In the spirit of openness, here are my sales for 2013. I hope this will be useful to others who are interested in selling tabletop games.

I sell nearly all my games and products on DriveThruRPG. I take a scattershot approach: I make many different games and books, then sell them and see how they do.

Nearly all my releases are PDF. For the last few months of 2013, I started including eReader formats (.mobi, .epub, and .azw3) in my releases as well.

This year’s successes were clear:

Finances-2013

Note that all the numbers I use here are actual revenue, after commissions and fees.

Those trends might be more obvious with a line chart of sales throughout the year:

Finances-2013-chart

The Old School Renaissance Handbook (which describes over a dozen old-school-style tabletop RPGs) clearly spanked all my other products, making literally an order of magnitude more money than any of the other products. Heck, it made twice as much money as all my other products combined. Interestingly, this is the only non-fiction product I’ve published.

My next most popular product is Dungeon Delvers, an OSR system, followed by DROP, a simple science fiction storytelling game. Dungeon Delvers was initially released to my patrons on Patreon, then released to the general public.

Note: I have not included Patreon revenue in any of these reports, partly because I forgot, partly because of the irregularity of its payments, and partly because Patreon automatically deducts outgoing pledges from incoming ones. I’ve only made a total of $20.01 through Patreon so far, so its impact is negligible. I’ll do better about counting that in future.

Mystery of the Shattered World is a setting book that I plan to release in 2014. I’ve been paying for art and editing work this year, which explains its deficit. I hope to make enough to offset its $170 cost.

Bounty Hunter Blues is a Fiasco playset, and Ability Score is a one-page, genre-agnostic system I released for fun in December. All the other products shown above were published in prior years, which explains their negligible sales.

This was also the year that I opened a business checking account and changed all my accounts to deposit directly there. So now, all my RPG finances are handled separately from my personal money.

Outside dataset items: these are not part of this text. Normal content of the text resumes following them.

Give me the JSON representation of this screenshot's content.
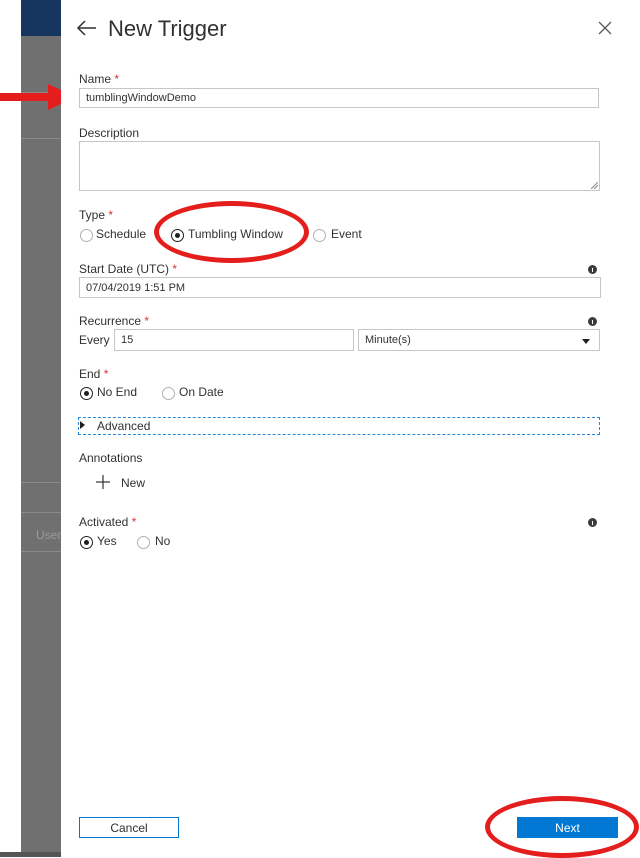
{
  "panel": {
    "title": "New Trigger"
  },
  "background": {
    "side_text": "User"
  },
  "name": {
    "label": "Name",
    "required_mark": "*",
    "value": "tumblingWindowDemo"
  },
  "description": {
    "label": "Description",
    "value": ""
  },
  "type": {
    "label": "Type",
    "required_mark": "*",
    "options": [
      "Schedule",
      "Tumbling Window",
      "Event"
    ],
    "selected": "Tumbling Window"
  },
  "start_date": {
    "label": "Start Date (UTC)",
    "required_mark": "*",
    "value": "07/04/2019 1:51 PM"
  },
  "recurrence": {
    "label": "Recurrence",
    "required_mark": "*",
    "every_label": "Every",
    "interval_value": "15",
    "unit_value": "Minute(s)"
  },
  "end": {
    "label": "End",
    "required_mark": "*",
    "options": [
      "No End",
      "On Date"
    ],
    "selected": "No End"
  },
  "advanced": {
    "label": "Advanced"
  },
  "annotations": {
    "label": "Annotations",
    "new_label": "New"
  },
  "activated": {
    "label": "Activated",
    "required_mark": "*",
    "options": [
      "Yes",
      "No"
    ],
    "selected": "Yes"
  },
  "footer": {
    "cancel_label": "Cancel",
    "next_label": "Next"
  },
  "colors": {
    "accent": "#0078d4",
    "required": "#d13438",
    "annotation": "#e41d1d"
  }
}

That is a big relief.

There’s a bigger question to be answered, though: how well am I doing? This is the most important chart of the year, showing sales as a cumulative line over the year. Every sale bumped the line up, and every expense pushed the line down.

Finances-2013-trend-chart

You always want that line to move upwards over time. It looked scary in the first half of the year, then I released another edition of the OSR Handbook and got a nice jump in sales. Further expenses for Mystery of the Shattered World pushed it back down, but the releases of DROP and Dungeon Delvers pushed the line back up.

So, what have I learned from this?

  1. I’m very lucky to be making money from my games.
  2. Old school sells. I’ll work on another OSR product for 2014, and a third edition of the OSR Handbook.
  3. Non-fiction sells. People pay for analysis more than systems. I think the market’s saturated with systems anyway.
  4. I’m doing fine. I should push more money back into art and other such things for future products.